What Is the Success Rate of a VBAC?

A Vaginal Birth After Cesarean (VBAC) is the successful vaginal delivery of a baby following a previous cesarean section. The attempt to achieve this is called a Trial of Labor After Cesarean (TOLAC). Pursuing a TOLAC involves weighing the possibility of a VBAC against potential safety concerns. This choice requires assessing general statistics and the individual’s medical history, which modifies the likelihood of a successful outcome.

General Success Rates

For appropriate candidates, the probability of a successful VBAC is favorable. Studies consistently show that between 60% and 80% of women who attempt a TOLAC will achieve a VBAC. The overall success rate in the United States often centers around 70% for individuals with one prior low-transverse cesarean delivery.

TOLAC is the attempt to labor; VBAC is the successful result. Not every person who begins a TOLAC will achieve a VBAC, and the attempt carries specific risks that must be weighed against the benefits of avoiding major abdominal surgery. Individual factors are required for a more accurate prediction than the average success rate.

The baseline success rate of 70% indicates that most candidates will avoid a second surgery. A successful VBAC offers several advantages over an elective repeat cesarean delivery, including a faster recovery, a shorter hospital stay, and a lower risk of infection or significant blood loss. VBAC also helps avoid the cumulative risks associated with multiple cesarean surgeries, such as placenta accreta in future pregnancies.

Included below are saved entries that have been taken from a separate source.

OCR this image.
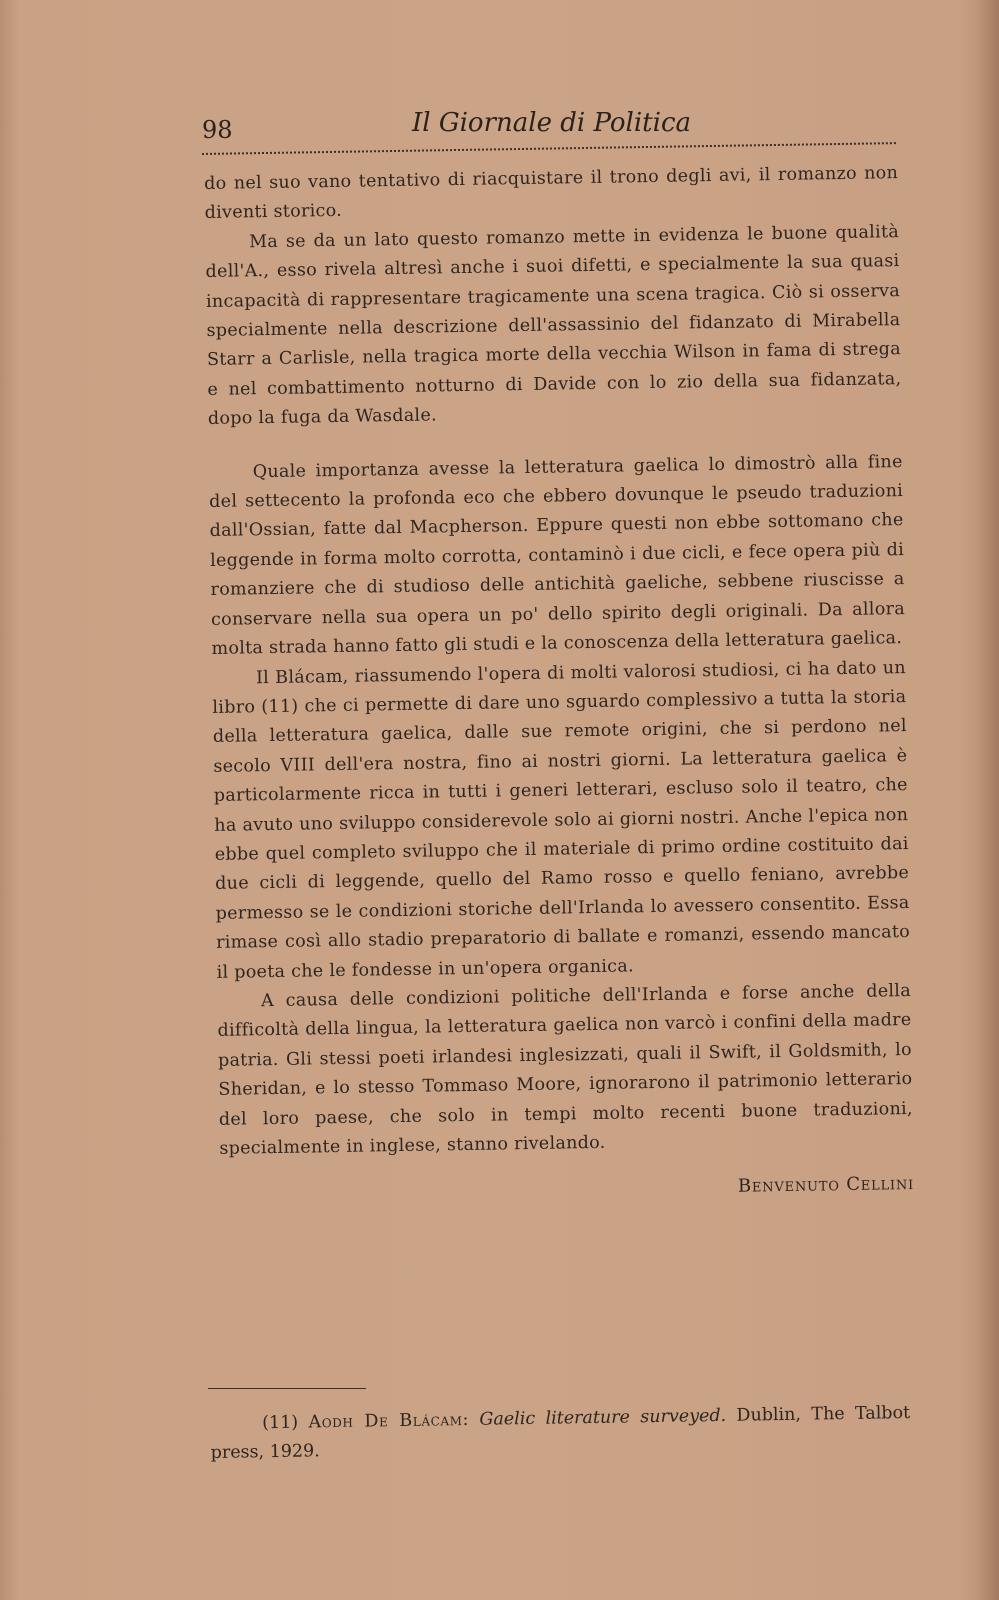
98	Il Giornale di Politica

do nel suo vano tentativo di riacquistare il trono degli avi, il romanzo non diventi storico.

Ma se da un lato questo romanzo mette in evidenza le buone qualità dell'A., esso rivela altresì anche i suoi difetti, e specialmente la sua quasi incapacità di rappresentare tragicamente una scena tragica. Ciò si osserva specialmente nella descrizione dell'assassinio del fidanzato di Mirabella Starr a Carlisle, nella tragica morte della vecchia Wilson in fama di strega e nel combattimento notturno di Davide con lo zio della sua fidanzata, dopo la fuga da Wasdale.

Quale importanza avesse la letteratura gaelica lo dimostrò alla fine del settecento la profonda eco che ebbero dovunque le pseudo traduzioni dall'Ossian, fatte dal Macpherson. Eppure questi non ebbe sottomano che leggende in forma molto corrotta, contaminò i due cicli, e fece opera più di romanziere che di studioso delle antichità gaeliche, sebbene riuscisse a conservare nella sua opera un po' dello spirito degli originali. Da allora molta strada hanno fatto gli studi e la conoscenza della letteratura gaelica.

Il Blácam, riassumendo l'opera di molti valorosi studiosi, ci ha dato un libro (11) che ci permette di dare uno sguardo complessivo a tutta la storia della letteratura gaelica, dalle sue remote origini, che si perdono nel secolo VIII dell'era nostra, fino ai nostri giorni. La letteratura gaelica è particolarmente ricca in tutti i generi letterari, escluso solo il teatro, che ha avuto uno sviluppo considerevole solo ai giorni nostri. Anche l'epica non ebbe quel completo sviluppo che il materiale di primo ordine costituito dai due cicli di leggende, quello del Ramo rosso e quello feniano, avrebbe permesso se le condizioni storiche dell'Irlanda lo avessero consentito. Essa rimase così allo stadio preparatorio di ballate e romanzi, essendo mancato il poeta che le fondesse in un'opera organica.

A causa delle condizioni politiche dell'Irlanda e forse anche della difficoltà della lingua, la letteratura gaelica non varcò i confini della madre patria. Gli stessi poeti irlandesi inglesizzati, quali il Swift, il Goldsmith, lo Sheridan, e lo stesso Tommaso Moore, ignorarono il patrimonio letterario del loro paese, che solo in tempi molto recenti buone traduzioni, specialmente in inglese, stanno rivelando.

Benvenuto Cellini
(11) Aodh De Blácam: Gaelic literature surveyed. Dublin, The Talbot press, 1929.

Personalizing the Probability

The general success rate is heavily modified by clinical and historical data. The strongest positive factor predicting VBAC success is a history of any previous vaginal delivery. People who have delivered vaginally have a significantly higher success rate, often exceeding 90%, because their bodies have already demonstrated the ability to complete labor.

The reason for the previous cesarean delivery also plays a large role. A prior cesarean performed for a non-recurrent reason (e.g., fetal breech presentation or fetal distress) is associated with a much higher VBAC rate. Conversely, a primary cesarean due to recurrent issues (e.g., labor dystocia or “failure to progress”) slightly lowers the probability.

Maternal characteristics and current pregnancy details further refine the probability. Individuals with a lower Body Mass Index (BMI), a younger maternal age, and spontaneous onset of labor tend to have better outcomes. The use of labor induction or augmentation, or a gestational age beyond 40 weeks, decreases the success rate. These factors are integrated into predictive models to provide an estimated chance of success.

The type of incision used in the previous cesarean determines eligibility for a TOLAC. A low-transverse incision, which runs horizontally across the lower uterine segment, is required. A prior classical incision (a vertical cut in the upper uterus) is a near-absolute contraindication due to the high risk of uterine rupture. The integrity of the uterine scar is foundational to safety.

Uterine Rupture: The Primary Safety Metric

The main safety concern associated with a TOLAC is uterine rupture, a rare but serious complication. This occurs when the prior cesarean scar tears during labor, which can be life-threatening for both the birthing person and the fetus. For individuals with one prior low-transverse incision, the absolute risk of uterine rupture during a TOLAC is low, estimated at less than 1% (typically 0.5% to 0.9%).

A rupture can cause severe complications, including major hemorrhage, emergency hysterectomy, and serious injury or death to the baby due to decreased oxygen flow. Because of this potential for harm, a TOLAC must be attempted within a facility capable of providing immediate emergency care and continuous fetal monitoring. An abnormal fetal heart tracing is often the first sign of the complication.

Certain factors increase the risk of uterine rupture above the baseline rate. Labor induction, especially with prostaglandin agents, is associated with a higher risk compared to spontaneous labor, leading to restrictions on their use in TOLAC. An interval of less than 18 months between the prior cesarean and the current delivery is also linked to a higher rupture risk. Despite this risk, a successful VBAC is associated with fewer overall complications than an elective repeat cesarean delivery. The safety profile remains favorable for appropriate candidates managed in a setting with immediate surgical readiness.

Outcomes of a Failed Trial of Labor

A final consideration is the consequence of an unsuccessful trial ending in an unplanned cesarean delivery. A failed TOLAC means the birthing person labored but required an emergency repeat cesarean section. This outcome carries a higher risk of maternal complications compared to both a successful VBAC and a planned elective repeat cesarean delivery (ERCS). Increased risks include higher rates of postpartum hemorrhage, infection, blood transfusion, emergency hysterectomy, and intensive care unit admission. This elevation is attributed to the stress of labor, which increases the likelihood of complications during the subsequent surgery.

For the newborn, a failed TOLAC is associated with a greater chance of a low Apgar score and increased likelihood of admission to the neonatal intensive care unit. Maximizing the chance of a VBAC minimizes the exposure to the risks of a failed trial, making the probability of success an important measure in the full assessment.